1 thought on “HOUSING THEORY”

  1. This makes me think of the issue Cincinnati’s Over-the-Rhine is having attracting the middle class. Myself, when I near the marriage/child years I will not likely be looking to buy in Over-the-Rhine for two reasons. First, the housing stock just isn’t there from a form or price standpoint. There’s an overemphasis on affordable housing (Jeff Speck preaches this in Walkable City) and the limited amount of new housing coming online from 3CDC is either rental or condos unaffordable to a middle class government employee- $300,000 to $1.2 million shown currently on Zillow.

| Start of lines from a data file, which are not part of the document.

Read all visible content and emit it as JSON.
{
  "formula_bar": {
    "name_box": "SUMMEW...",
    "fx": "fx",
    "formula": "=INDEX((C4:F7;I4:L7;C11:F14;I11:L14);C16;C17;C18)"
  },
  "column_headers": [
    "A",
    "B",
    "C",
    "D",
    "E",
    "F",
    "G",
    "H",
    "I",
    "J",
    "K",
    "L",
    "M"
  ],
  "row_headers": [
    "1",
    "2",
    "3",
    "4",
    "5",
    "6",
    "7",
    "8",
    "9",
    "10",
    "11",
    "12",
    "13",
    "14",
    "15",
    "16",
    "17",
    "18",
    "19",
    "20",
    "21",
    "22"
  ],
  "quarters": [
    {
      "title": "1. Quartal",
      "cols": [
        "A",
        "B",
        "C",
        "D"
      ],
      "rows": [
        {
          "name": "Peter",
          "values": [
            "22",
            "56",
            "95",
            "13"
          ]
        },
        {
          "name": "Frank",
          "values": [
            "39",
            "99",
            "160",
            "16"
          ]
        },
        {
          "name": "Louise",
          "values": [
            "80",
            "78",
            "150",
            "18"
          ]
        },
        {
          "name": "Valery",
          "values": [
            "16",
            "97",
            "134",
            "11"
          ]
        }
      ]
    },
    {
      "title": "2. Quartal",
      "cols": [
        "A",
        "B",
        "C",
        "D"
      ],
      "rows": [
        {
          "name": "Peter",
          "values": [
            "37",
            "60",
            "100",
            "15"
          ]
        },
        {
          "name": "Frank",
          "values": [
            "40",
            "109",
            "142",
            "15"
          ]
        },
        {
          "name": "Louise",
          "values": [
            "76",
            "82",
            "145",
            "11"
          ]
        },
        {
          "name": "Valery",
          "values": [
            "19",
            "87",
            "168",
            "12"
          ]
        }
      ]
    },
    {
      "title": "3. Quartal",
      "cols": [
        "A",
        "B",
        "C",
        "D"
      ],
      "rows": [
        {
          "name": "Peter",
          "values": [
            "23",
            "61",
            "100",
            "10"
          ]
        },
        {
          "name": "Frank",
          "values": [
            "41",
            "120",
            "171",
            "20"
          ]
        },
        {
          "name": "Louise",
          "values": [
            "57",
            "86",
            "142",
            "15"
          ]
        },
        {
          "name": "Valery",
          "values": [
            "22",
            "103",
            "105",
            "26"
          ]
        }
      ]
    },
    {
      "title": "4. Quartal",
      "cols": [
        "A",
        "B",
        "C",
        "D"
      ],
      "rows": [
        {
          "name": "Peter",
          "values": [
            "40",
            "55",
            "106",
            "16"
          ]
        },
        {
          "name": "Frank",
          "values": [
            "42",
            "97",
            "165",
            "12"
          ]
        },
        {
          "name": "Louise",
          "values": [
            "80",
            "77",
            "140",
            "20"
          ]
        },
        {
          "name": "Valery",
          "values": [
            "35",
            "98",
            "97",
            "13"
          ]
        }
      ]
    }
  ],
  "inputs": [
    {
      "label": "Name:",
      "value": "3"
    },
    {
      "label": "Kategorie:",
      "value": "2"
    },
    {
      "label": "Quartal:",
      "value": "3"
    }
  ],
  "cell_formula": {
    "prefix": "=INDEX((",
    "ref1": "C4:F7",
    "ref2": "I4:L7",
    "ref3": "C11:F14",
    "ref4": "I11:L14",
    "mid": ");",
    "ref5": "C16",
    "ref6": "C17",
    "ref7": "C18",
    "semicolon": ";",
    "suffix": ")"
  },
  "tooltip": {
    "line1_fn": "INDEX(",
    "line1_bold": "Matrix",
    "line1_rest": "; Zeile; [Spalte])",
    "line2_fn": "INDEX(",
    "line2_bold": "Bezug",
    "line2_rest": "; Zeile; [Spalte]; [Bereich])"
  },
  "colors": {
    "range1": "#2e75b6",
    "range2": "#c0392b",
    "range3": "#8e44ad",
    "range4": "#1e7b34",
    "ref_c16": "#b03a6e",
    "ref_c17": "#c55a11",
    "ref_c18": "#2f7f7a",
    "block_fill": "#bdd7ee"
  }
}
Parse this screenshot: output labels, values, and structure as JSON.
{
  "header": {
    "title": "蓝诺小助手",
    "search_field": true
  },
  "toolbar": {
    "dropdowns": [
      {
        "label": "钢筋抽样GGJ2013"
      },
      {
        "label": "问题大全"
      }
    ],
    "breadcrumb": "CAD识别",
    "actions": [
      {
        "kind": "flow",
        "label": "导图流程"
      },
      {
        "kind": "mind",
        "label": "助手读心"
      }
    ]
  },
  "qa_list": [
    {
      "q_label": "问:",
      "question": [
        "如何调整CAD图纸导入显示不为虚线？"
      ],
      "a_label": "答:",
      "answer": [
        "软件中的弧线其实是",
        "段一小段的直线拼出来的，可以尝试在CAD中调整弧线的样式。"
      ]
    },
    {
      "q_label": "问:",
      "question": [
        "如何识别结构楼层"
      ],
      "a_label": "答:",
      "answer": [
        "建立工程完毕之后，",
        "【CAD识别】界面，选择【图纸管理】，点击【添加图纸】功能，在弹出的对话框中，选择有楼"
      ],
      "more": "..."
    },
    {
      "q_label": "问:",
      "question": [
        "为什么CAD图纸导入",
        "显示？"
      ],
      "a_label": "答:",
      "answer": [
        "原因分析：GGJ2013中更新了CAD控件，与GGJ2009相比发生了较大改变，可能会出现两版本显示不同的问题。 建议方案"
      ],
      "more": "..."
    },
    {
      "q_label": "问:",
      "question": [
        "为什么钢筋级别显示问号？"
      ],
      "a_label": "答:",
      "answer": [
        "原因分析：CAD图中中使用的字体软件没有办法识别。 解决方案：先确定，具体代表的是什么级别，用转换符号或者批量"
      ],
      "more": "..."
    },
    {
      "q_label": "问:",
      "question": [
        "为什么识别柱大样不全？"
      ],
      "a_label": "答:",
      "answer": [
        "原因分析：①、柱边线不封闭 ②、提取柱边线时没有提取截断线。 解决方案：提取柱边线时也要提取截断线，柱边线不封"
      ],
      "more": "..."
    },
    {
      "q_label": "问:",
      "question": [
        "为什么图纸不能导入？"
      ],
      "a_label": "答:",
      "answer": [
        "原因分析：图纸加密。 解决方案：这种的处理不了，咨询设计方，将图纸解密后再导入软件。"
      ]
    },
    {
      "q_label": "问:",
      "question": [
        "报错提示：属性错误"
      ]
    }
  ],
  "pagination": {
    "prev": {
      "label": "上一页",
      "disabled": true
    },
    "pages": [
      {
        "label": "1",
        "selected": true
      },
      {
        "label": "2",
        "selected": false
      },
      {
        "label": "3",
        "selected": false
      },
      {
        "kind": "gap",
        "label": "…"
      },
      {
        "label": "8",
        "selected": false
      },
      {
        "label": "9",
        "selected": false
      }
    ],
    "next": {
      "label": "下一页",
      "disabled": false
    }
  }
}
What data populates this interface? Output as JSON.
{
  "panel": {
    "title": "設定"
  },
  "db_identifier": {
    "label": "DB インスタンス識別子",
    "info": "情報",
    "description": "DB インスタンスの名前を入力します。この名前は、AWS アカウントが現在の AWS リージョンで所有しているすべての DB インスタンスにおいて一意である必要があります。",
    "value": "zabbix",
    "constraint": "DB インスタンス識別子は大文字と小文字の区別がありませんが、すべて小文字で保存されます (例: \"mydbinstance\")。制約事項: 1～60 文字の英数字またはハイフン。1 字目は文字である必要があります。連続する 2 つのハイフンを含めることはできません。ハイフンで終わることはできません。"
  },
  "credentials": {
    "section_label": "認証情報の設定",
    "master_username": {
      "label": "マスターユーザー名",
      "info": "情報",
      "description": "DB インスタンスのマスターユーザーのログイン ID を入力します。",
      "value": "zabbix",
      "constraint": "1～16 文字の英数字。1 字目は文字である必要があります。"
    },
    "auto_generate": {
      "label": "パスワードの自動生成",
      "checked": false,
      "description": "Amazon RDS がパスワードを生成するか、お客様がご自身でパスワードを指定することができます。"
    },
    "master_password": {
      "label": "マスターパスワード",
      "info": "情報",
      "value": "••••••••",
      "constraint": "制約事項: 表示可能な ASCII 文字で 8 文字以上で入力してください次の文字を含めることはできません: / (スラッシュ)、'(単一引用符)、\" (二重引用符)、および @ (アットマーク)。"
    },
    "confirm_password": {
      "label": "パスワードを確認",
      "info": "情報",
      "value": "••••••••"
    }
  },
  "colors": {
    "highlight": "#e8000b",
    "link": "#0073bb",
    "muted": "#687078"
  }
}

    There are still more buildings to redevelopment than have been rehabbed, but for Over-the-Rhine, it will be crucial to provide a modified housing stock that is desirable and available to buyers planning on eventually being married with 1-2 children. I think the positive urbanism data we’re seeing on Millenials is to a great deal a result of my generation delaying marriage and children and less a referendum on urbanism vs. suburbia, though I do not argue with the statistics on family size, VMT, downtown population gains, etc. So unless there is a sudden rush of missing middle-type housing with 2-3 bedrooms for an eventual family priced between $100,000 and $200,000, I will likely follow the existing trend of most locals by moving to one of the great city neighborhoods (or Newport/Covington/Bellevue, KY), not that there’s anything wrong with that, as the housing stock exists for married couples and families and is affordable to the middle class. But as far as being able to buy at an affordable price point within walking distance to work, that scenario may only exist in Covington.

    Despite the positive momentum and interest, I believe the lack of condo’s or single family homes in OTR will be a hindrance to its widespread, long-term redevelopment as a result of retaining an OTR middle class being overlooked as a desired housing strategy. Cincinnati is not a global city like Chicago and there is not an infinite amount of transplants, Creative Class or other Millennials to fill the entire neighborhood that historically has reached a population around 40,000. Within my family, the historic decision to live in Detroit vs. their suburbs had not been about crime, schools, transportation, politics, or race, but has boiled down simply to the housing product. When the kids start popping out, it’s time for 2-3 bedrooms.